A questo punto - lasciamo da parte il prestigio della nostra cultura, troppo spesso valutata meglio all'estero che fra noi - diciamo a chiare lettere che, come è successo al Petrarca di Béjart-Berio, anche «Al gran sole» ha un successo mondiale: sarà allestito a Norimberga, Kiel, Amburgo, Varsavia, Berlino (DDR), Lisbona, Berlino (BRD), Parigi negli Stati Uniti a Zagabria a Belgrado e in molti altri centri ancora. Come mai, ci si può chiedere? Ma allora sono soltanto alcuni milanesi a sentire odore di zolfo dove zolfo non c'è?

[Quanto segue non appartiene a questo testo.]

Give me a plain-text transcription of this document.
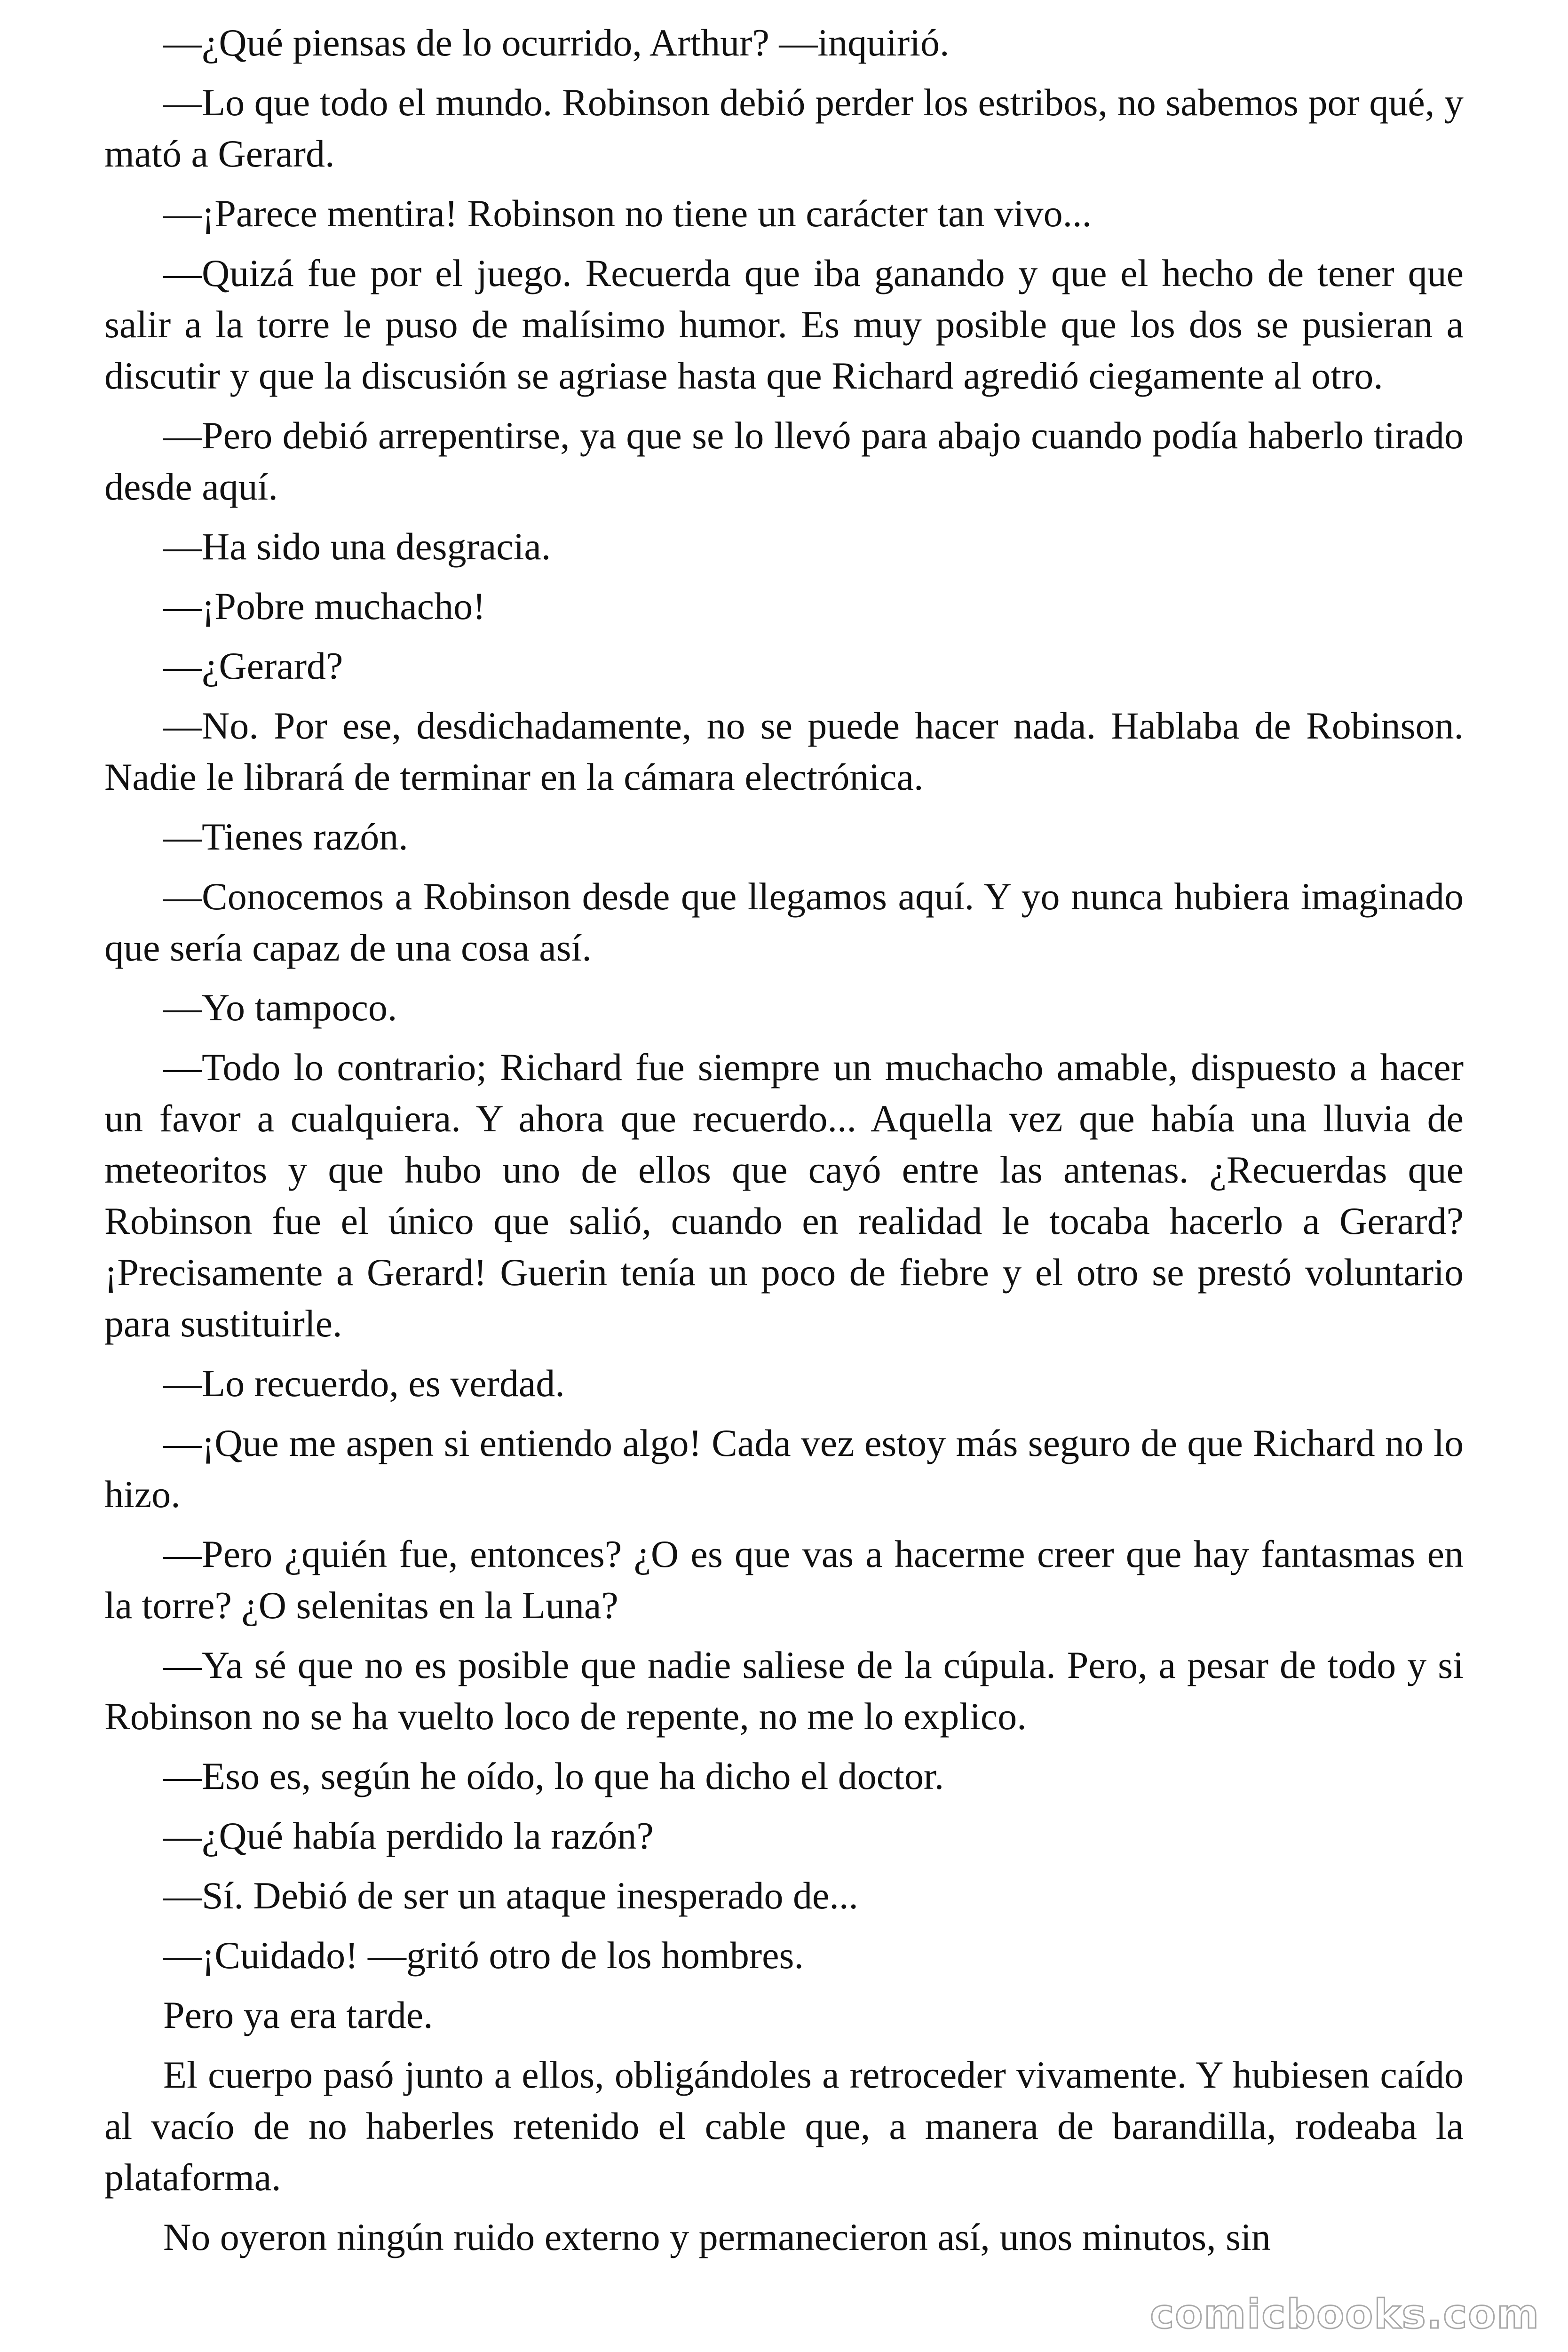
—¿Qué piensas de lo ocurrido, Arthur? —inquirió.

—Lo que todo el mundo. Robinson debió perder los estribos, no sabemos por qué, y mató a Gerard.

—¡Parece mentira! Robinson no tiene un carácter tan vivo...

—Quizá fue por el juego. Recuerda que iba ganando y que el hecho de tener que salir a la torre le puso de malísimo humor. Es muy posible que los dos se pusieran a discutir y que la discusión se agriase hasta que Richard agredió ciegamente al otro.

—Pero debió arrepentirse, ya que se lo llevó para abajo cuando podía haberlo tirado desde aquí.

—Ha sido una desgracia.

—¡Pobre muchacho!

—¿Gerard?

—No. Por ese, desdichadamente, no se puede hacer nada. Hablaba de Robinson. Nadie le librará de terminar en la cámara electrónica.

—Tienes razón.

—Conocemos a Robinson desde que llegamos aquí. Y yo nunca hubiera imaginado que sería capaz de una cosa así.

—Yo tampoco.

—Todo lo contrario; Richard fue siempre un muchacho amable, dispuesto a hacer un favor a cualquiera. Y ahora que recuerdo... Aquella vez que había una lluvia de meteoritos y que hubo uno de ellos que cayó entre las antenas. ¿Recuerdas que Robinson fue el único que salió, cuando en realidad le tocaba hacerlo a Gerard? ¡Precisamente a Gerard! Guerin tenía un poco de fiebre y el otro se prestó voluntario para sustituirle.

—Lo recuerdo, es verdad.

—¡Que me aspen si entiendo algo! Cada vez estoy más seguro de que Richard no lo hizo.

—Pero ¿quién fue, entonces? ¿O es que vas a hacerme creer que hay fantasmas en la torre? ¿O selenitas en la Luna?

—Ya sé que no es posible que nadie saliese de la cúpula. Pero, a pesar de todo y si Robinson no se ha vuelto loco de repente, no me lo explico.

—Eso es, según he oído, lo que ha dicho el doctor.

—¿Qué había perdido la razón?

—Sí. Debió de ser un ataque inesperado de...

—¡Cuidado! —gritó otro de los hombres.

Pero ya era tarde.

El cuerpo pasó junto a ellos, obligándoles a retroceder vivamente. Y hubiesen caído al vacío de no haberles retenido el cable que, a manera de barandilla, rodeaba la plataforma.

No oyeron ningún ruido externo y permanecieron así, unos minutos, sin

comicbooks.com
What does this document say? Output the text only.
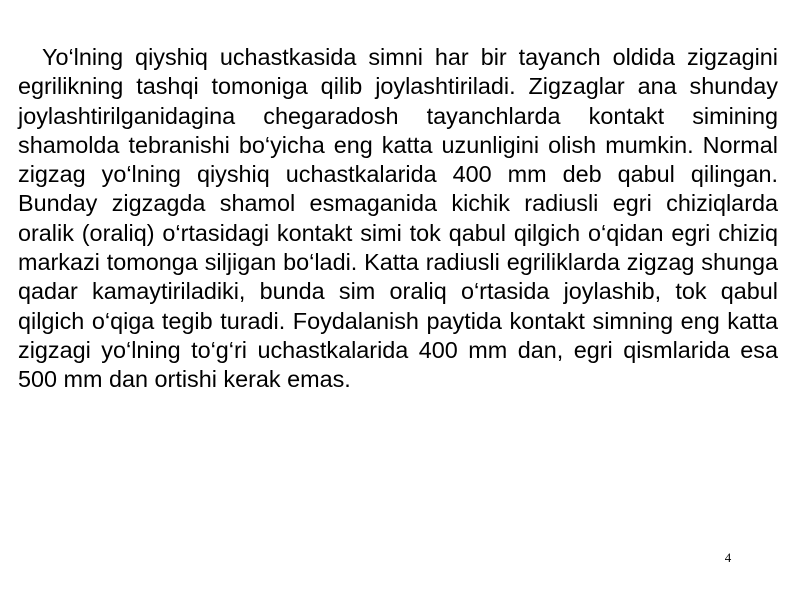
Yo‘lning qiyshiq uchastkasida simni har bir tayanch oldida zigzagini egrilikning tashqi tomoniga qilib joylashtiriladi. Zigzaglar ana shunday joylashtirilganidagina chegaradosh tayanchlarda kontakt simining shamolda tebranishi bo‘yicha eng katta uzunligini olish mumkin. Normal zigzag yo‘lning qiyshiq uchastkalarida 400 mm deb qabul qilingan. Bunday zigzagda shamol esmaganida kichik radiusli egri chiziqlarda oralik (oraliq) o‘rtasidagi kontakt simi tok qabul qilgich o‘qidan egri chiziq markazi tomonga siljigan bo‘ladi. Katta radiusli egriliklarda zigzag shunga qadar kamaytiriladiki, bunda sim oraliq o‘rtasida joylashib, tok qabul qilgich o‘qiga tegib turadi. Foydalanish paytida kontakt simning eng katta zigzagi yo‘lning to‘g‘ri uchastkalarida 400 mm dan, egri qismlarida esa 500 mm dan ortishi kerak emas.

4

O è un vizio nostro maltrattare i nostri migliori ingegni e a renderli più conosciuti all`estero. Negli Stati Uniti e in Germania Occidentale Luigi Nono è considerato un grande; Berio ha avuto fortuna in America, Maderna a Darmstadt, Arrigo a Parigi, Bussotti in Francia e nel resto d'Europa, perfino il compianto Dallapiccola era più eseguito in Germania Ovest e in Inghilterra che da noi.
Dobbiamo allora pensare che sotto i mantelli delle polemiche e delle insidie si nasconda il vecchio provincialismo e il terreo, retrivo aspetto scolastico della nostra cultura ministeriale. Ma questo mondo che cosa crea, se non il continuo lamento di essere vittima di complotti a livello mondiale gestiti da intellettuali pericolosamente sovversivi?
Restano i fatti: l'opera di Nono era giusto fosse rappresentata, come è giusto sia rappresentato ogni fatto d'arte. E' anche giusto il dissenso, non l'esorcismo. Non il linciaggio, non la menzogna Tali cose spettano di diritto agli ammiratori di Pinochet.